Member of Parliament
- Incumbent
- Assumed office 17 February 2026
- Preceded by: Mostafizur Rahman Fizar
- Constituency: Dinajpur-5
- In office 15 February 1996 – 12 June 1996
- Preceded by: Mostafizur Rahman Fizar
- Succeeded by: Mostafizur Rahman
- Constituency: Dinajpur-5

Personal details
- Born: Dinajpur District
- Party: Independent
- Other political affiliations: Bangladesh Nationalist Party

= AZM Rezwanul Haque =

Bangladeshi politician

AZM Rezwanul Haque is an independent Bangladeshi politician from Dinajpur-5 elected a member of parliament in the 2026 Bangladeshi general election.
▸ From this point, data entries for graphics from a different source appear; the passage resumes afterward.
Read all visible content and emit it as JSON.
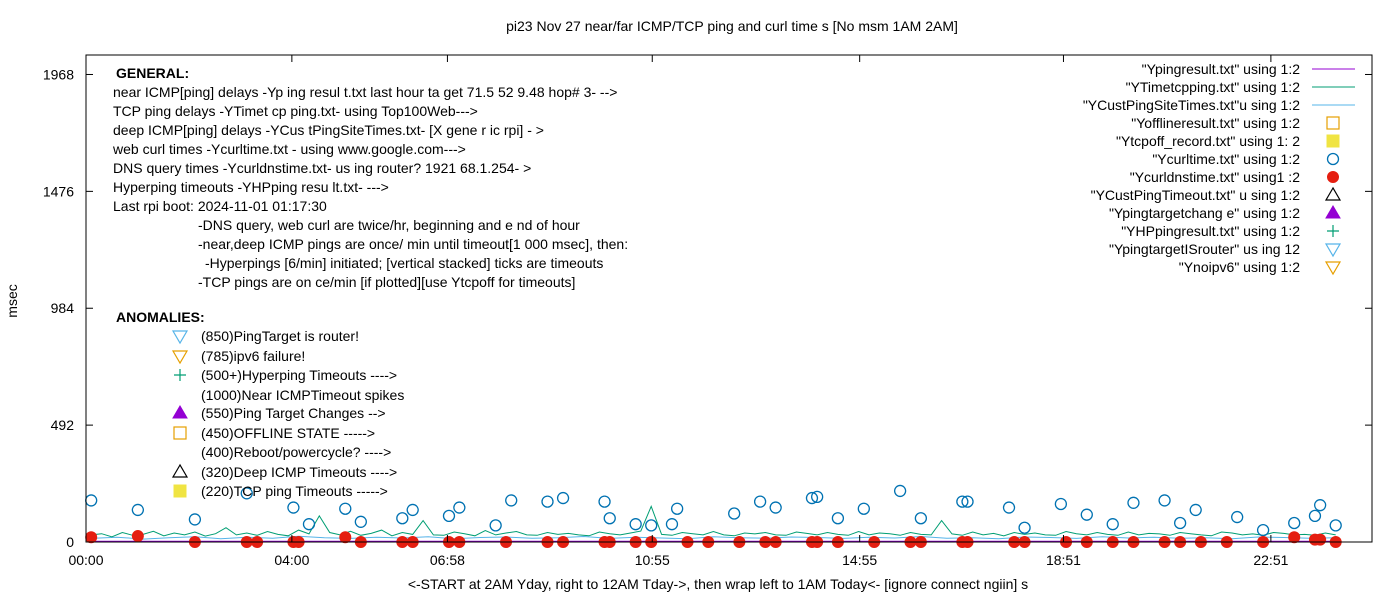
{
  "chart_data": {
    "type": "scatter",
    "title": "pi23 Nov 27  near/far ICMP/TCP ping  and curl  time  s [No msm  1AM 2AM]",
    "xlabel": "<-START at 2AM Yday, right to 12AM  Tday->, then wrap left  to 1AM Today<- [ignore  connect  ngiin] s",
    "ylabel": "msec",
    "xlim": [
      0,
      24.8
    ],
    "ylim": [
      0,
      2050
    ],
    "grid": false,
    "legend_position": "top-right",
    "x_ticks": [
      {
        "value": 0,
        "label": "00:00"
      },
      {
        "value": 3.97,
        "label": "04:00"
      },
      {
        "value": 6.97,
        "label": "06:58"
      },
      {
        "value": 10.92,
        "label": "10:55"
      },
      {
        "value": 14.92,
        "label": "14:55"
      },
      {
        "value": 18.85,
        "label": "18:51"
      },
      {
        "value": 22.85,
        "label": "22:51"
      }
    ],
    "y_ticks": [
      {
        "value": 0,
        "label": "0"
      },
      {
        "value": 492,
        "label": "492"
      },
      {
        "value": 984,
        "label": "984"
      },
      {
        "value": 1476,
        "label": "1476"
      },
      {
        "value": 1968,
        "label": "1968"
      }
    ],
    "legend": [
      {
        "label": "\"Ypingresult.txt\" using 1:2",
        "marker": "line",
        "color": "#9400d3"
      },
      {
        "label": "\"YTimetcpping.txt\" using 1:2",
        "marker": "line",
        "color": "#009e73"
      },
      {
        "label": "\"YCustPingSiteTimes.txt\"u sing 1:2",
        "marker": "line",
        "color": "#56b4e9"
      },
      {
        "label": "\"Yofflineresult.txt\" using 1:2",
        "marker": "open-square",
        "color": "#e69f00"
      },
      {
        "label": "\"Ytcpoff_record.txt\" using 1: 2",
        "marker": "filled-square",
        "color": "#f0e442"
      },
      {
        "label": "\"Ycurltime.txt\" using 1:2",
        "marker": "open-circle",
        "color": "#0072b2"
      },
      {
        "label": "\"Ycurldnstime.txt\" using1 :2",
        "marker": "filled-circle",
        "color": "#e51e10"
      },
      {
        "label": "\"YCustPingTimeout.txt\" u sing  1:2",
        "marker": "open-triangle",
        "color": "#000000"
      },
      {
        "label": "\"Ypingtargetchang e\" using 1:2",
        "marker": "filled-triangle",
        "color": "#9400d3"
      },
      {
        "label": "\"YHPpingresult.txt\" using 1:2",
        "marker": "plus",
        "color": "#009e73"
      },
      {
        "label": "\"YpingtargetISrouter\" us ing 12",
        "marker": "open-down-triangle",
        "color": "#56b4e9"
      },
      {
        "label": "\"Ynoipv6\" using 1:2",
        "marker": "open-down-triangle",
        "color": "#e69f00"
      }
    ],
    "notes_general_heading": "GENERAL:",
    "notes_general": [
      "near ICMP[ping] delays -Yp ing resul t.txt last hour ta get 71.5  52  9.48 hop#  3- -->",
      "TCP ping delays -YTimet cp ping.txt- using Top100Web--->",
      "deep ICMP[ping] delays -YCus tPingSiteTimes.txt- [X gene r ic rpi] - >",
      "web curl times -Ycurltime.txt - using www.google.com--->",
      "DNS query times -Ycurldnstime.txt- us ing router?   1921 68.1.254- >",
      "Hyperping timeouts -YHPping resu lt.txt- --->",
      "Last rpi boot: 2024-11-01  01:17:30",
      "-DNS query, web curl are twice/hr, beginning and e  nd of hour",
      "-near,deep ICMP pings are once/ min until timeout[1  000 msec], then:",
      "-Hyperpings [6/min] initiated; [vertical stacked] ticks are timeouts",
      "-TCP pings  are on ce/min  [if plotted][use Ytcpoff for timeouts]"
    ],
    "notes_anomalies_heading": "ANOMALIES:",
    "notes_anomalies": [
      {
        "marker": "open-down-triangle",
        "color": "#56b4e9",
        "text": "(850)PingTarget is  router!"
      },
      {
        "marker": "open-down-triangle",
        "color": "#e69f00",
        "text": "(785)ipv6 failure!"
      },
      {
        "marker": "plus",
        "color": "#009e73",
        "text": "(500+)Hyperping Timeouts  ---->"
      },
      {
        "marker": "none",
        "color": "#000000",
        "text": "(1000)Near ICMPTimeout spikes"
      },
      {
        "marker": "filled-triangle",
        "color": "#9400d3",
        "text": "(550)Ping Target Changes -->"
      },
      {
        "marker": "open-square",
        "color": "#e69f00",
        "text": "(450)OFFLINE STATE ----->"
      },
      {
        "marker": "none",
        "color": "#000000",
        "text": "(400)Reboot/powercycle?  ---->"
      },
      {
        "marker": "open-triangle",
        "color": "#000000",
        "text": "(320)Deep ICMP Timeouts ---->"
      },
      {
        "marker": "filled-square",
        "color": "#f0e442",
        "text": "(220)TCP ping Timeouts  ----->"
      }
    ],
    "series": [
      {
        "name": "\"Ycurltime.txt\" using 1:2",
        "marker": "open-circle",
        "color": "#0072b2",
        "x": [
          0.1,
          1.0,
          2.1,
          3.1,
          4.0,
          4.3,
          5.0,
          5.3,
          6.1,
          6.3,
          7.0,
          7.2,
          7.9,
          8.2,
          8.9,
          9.2,
          10.0,
          10.1,
          10.6,
          10.9,
          11.3,
          11.4,
          12.5,
          13.0,
          13.3,
          14.0,
          14.1,
          14.5,
          15.0,
          15.7,
          16.1,
          16.9,
          17.0,
          17.8,
          18.1,
          18.8,
          19.3,
          19.8,
          20.2,
          20.8,
          21.1,
          21.4,
          22.2,
          22.7,
          23.3,
          23.7,
          23.8,
          24.1
        ],
        "y": [
          175,
          135,
          95,
          205,
          145,
          75,
          140,
          85,
          100,
          135,
          110,
          145,
          70,
          175,
          170,
          185,
          170,
          100,
          75,
          70,
          75,
          140,
          120,
          170,
          145,
          185,
          190,
          100,
          140,
          215,
          100,
          170,
          170,
          145,
          60,
          160,
          115,
          75,
          165,
          175,
          80,
          135,
          105,
          50,
          80,
          110,
          155,
          70
        ]
      },
      {
        "name": "\"Ycurldnstime.txt\" using1 :2",
        "marker": "filled-circle",
        "color": "#e51e10",
        "x": [
          0.1,
          1.0,
          2.1,
          3.1,
          3.3,
          4.0,
          4.1,
          5.0,
          5.3,
          6.1,
          6.3,
          7.0,
          7.2,
          8.1,
          8.9,
          9.2,
          10.0,
          10.1,
          10.6,
          10.9,
          11.6,
          12.0,
          12.6,
          13.1,
          13.3,
          14.0,
          14.1,
          14.5,
          15.2,
          15.9,
          16.1,
          16.9,
          17.0,
          17.9,
          18.1,
          18.9,
          19.3,
          19.8,
          20.2,
          20.8,
          21.1,
          21.5,
          22.0,
          22.7,
          23.3,
          23.7,
          23.8,
          24.1
        ],
        "y": [
          20,
          25,
          0,
          0,
          0,
          0,
          0,
          20,
          0,
          0,
          0,
          0,
          0,
          0,
          0,
          0,
          0,
          0,
          0,
          0,
          0,
          0,
          0,
          0,
          0,
          0,
          0,
          0,
          0,
          0,
          0,
          0,
          0,
          0,
          0,
          0,
          0,
          0,
          0,
          0,
          0,
          0,
          0,
          0,
          20,
          10,
          10,
          0
        ]
      },
      {
        "name": "\"YTimetcpping.txt\" using 1:2",
        "marker": "line",
        "color": "#009e73",
        "x": [
          0.1,
          0.3,
          0.5,
          0.7,
          0.9,
          1.1,
          1.3,
          1.5,
          1.7,
          1.9,
          2.1,
          2.3,
          2.5,
          2.7,
          2.9,
          3.1,
          3.3,
          3.5,
          3.7,
          3.9,
          4.1,
          4.3,
          4.5,
          4.7,
          4.9,
          5.1,
          5.3,
          5.5,
          5.7,
          5.9,
          6.1,
          6.3,
          6.5,
          6.7,
          6.9,
          7.1,
          7.3,
          7.5,
          7.7,
          7.9,
          8.1,
          8.3,
          8.5,
          8.7,
          8.9,
          9.1,
          9.3,
          9.5,
          9.7,
          9.9,
          10.1,
          10.3,
          10.5,
          10.7,
          10.9,
          11.1,
          11.3,
          11.5,
          11.7,
          11.9,
          12.1,
          12.3,
          12.5,
          12.7,
          12.9,
          13.1,
          13.3,
          13.5,
          13.7,
          13.9,
          14.1,
          14.3,
          14.5,
          14.7,
          14.9,
          15.1,
          15.3,
          15.5,
          15.7,
          15.9,
          16.1,
          16.3,
          16.5,
          16.7,
          16.9,
          17.1,
          17.3,
          17.5,
          17.7,
          17.9,
          18.1,
          18.3,
          18.5,
          18.7,
          18.9,
          19.1,
          19.3,
          19.5,
          19.7,
          19.9,
          20.1,
          20.3,
          20.5,
          20.7,
          20.9,
          21.1,
          21.3,
          21.5,
          21.7,
          21.9,
          22.1,
          22.3,
          22.5,
          22.7,
          22.9,
          23.1,
          23.3,
          23.5,
          23.7,
          23.9,
          24.1
        ],
        "y": [
          30,
          35,
          22,
          40,
          28,
          32,
          45,
          26,
          38,
          30,
          42,
          25,
          35,
          60,
          30,
          38,
          28,
          44,
          32,
          26,
          50,
          34,
          110,
          40,
          30,
          45,
          28,
          36,
          50,
          26,
          40,
          32,
          90,
          30,
          28,
          42,
          35,
          26,
          48,
          30,
          38,
          44,
          30,
          28,
          40,
          32,
          36,
          30,
          26,
          42,
          35,
          30,
          38,
          46,
          150,
          32,
          28,
          40,
          35,
          30,
          44,
          30,
          26,
          38,
          34,
          40,
          30,
          28,
          42,
          36,
          30,
          40,
          32,
          28,
          44,
          30,
          38,
          35,
          28,
          40,
          32,
          30,
          90,
          34,
          28,
          42,
          30,
          36,
          26,
          40,
          32,
          38,
          30,
          28,
          44,
          35,
          30,
          40,
          32,
          28,
          42,
          30,
          36,
          34,
          28,
          40,
          35,
          30,
          26,
          42,
          38,
          30,
          34,
          28,
          40,
          36,
          30,
          32,
          28,
          38,
          30
        ]
      },
      {
        "name": "\"YCustPingSiteTimes.txt\"u sing 1:2",
        "marker": "line",
        "color": "#56b4e9",
        "x": [
          0.1,
          0.6,
          1.1,
          1.6,
          2.1,
          2.6,
          3.1,
          3.6,
          4.1,
          4.6,
          5.1,
          5.6,
          6.1,
          6.6,
          7.1,
          7.6,
          8.1,
          8.6,
          9.1,
          9.6,
          10.1,
          10.6,
          11.1,
          11.6,
          12.1,
          12.6,
          13.1,
          13.6,
          14.1,
          14.6,
          15.1,
          15.6,
          16.1,
          16.6,
          17.1,
          17.6,
          18.1,
          18.6,
          19.1,
          19.6,
          20.1,
          20.6,
          21.1,
          21.6,
          22.1,
          22.6,
          23.1,
          23.6,
          24.1
        ],
        "y": [
          15,
          20,
          12,
          18,
          22,
          14,
          20,
          16,
          24,
          18,
          15,
          20,
          17,
          22,
          14,
          19,
          21,
          16,
          18,
          23,
          15,
          20,
          17,
          14,
          22,
          18,
          16,
          21,
          19,
          15,
          20,
          17,
          23,
          16,
          18,
          14,
          21,
          19,
          15,
          22,
          17,
          20,
          16,
          18,
          14,
          21,
          19,
          16,
          18
        ]
      },
      {
        "name": "\"Ypingresult.txt\" using 1:2",
        "marker": "line",
        "color": "#9400d3",
        "x": [
          0.1,
          2.0,
          4.0,
          6.0,
          8.0,
          10.0,
          12.0,
          14.0,
          16.0,
          18.0,
          20.0,
          22.0,
          24.1
        ],
        "y": [
          3,
          3,
          3,
          3,
          3,
          3,
          3,
          3,
          3,
          3,
          3,
          3,
          3
        ]
      }
    ]
  }
}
Previously, he was elected for the Bangladesh Nationalist Party from Dinajpur-5 in February 1996.

== Career ==
Haque joined the BNP in 1995. He was elected to parliament from Dinajpur-5 as a Bangladesh Nationalist Party (BNP) candidate in the 15 February 1996 Bangladeshi general election. He was defeated from Dinajpur-5 constituency on 1991, 12 June 1996, 2001, 2008 and 2018 on the nomination of Bangladesh Nationalist Party. He is the convener of Dinajpur district BNP.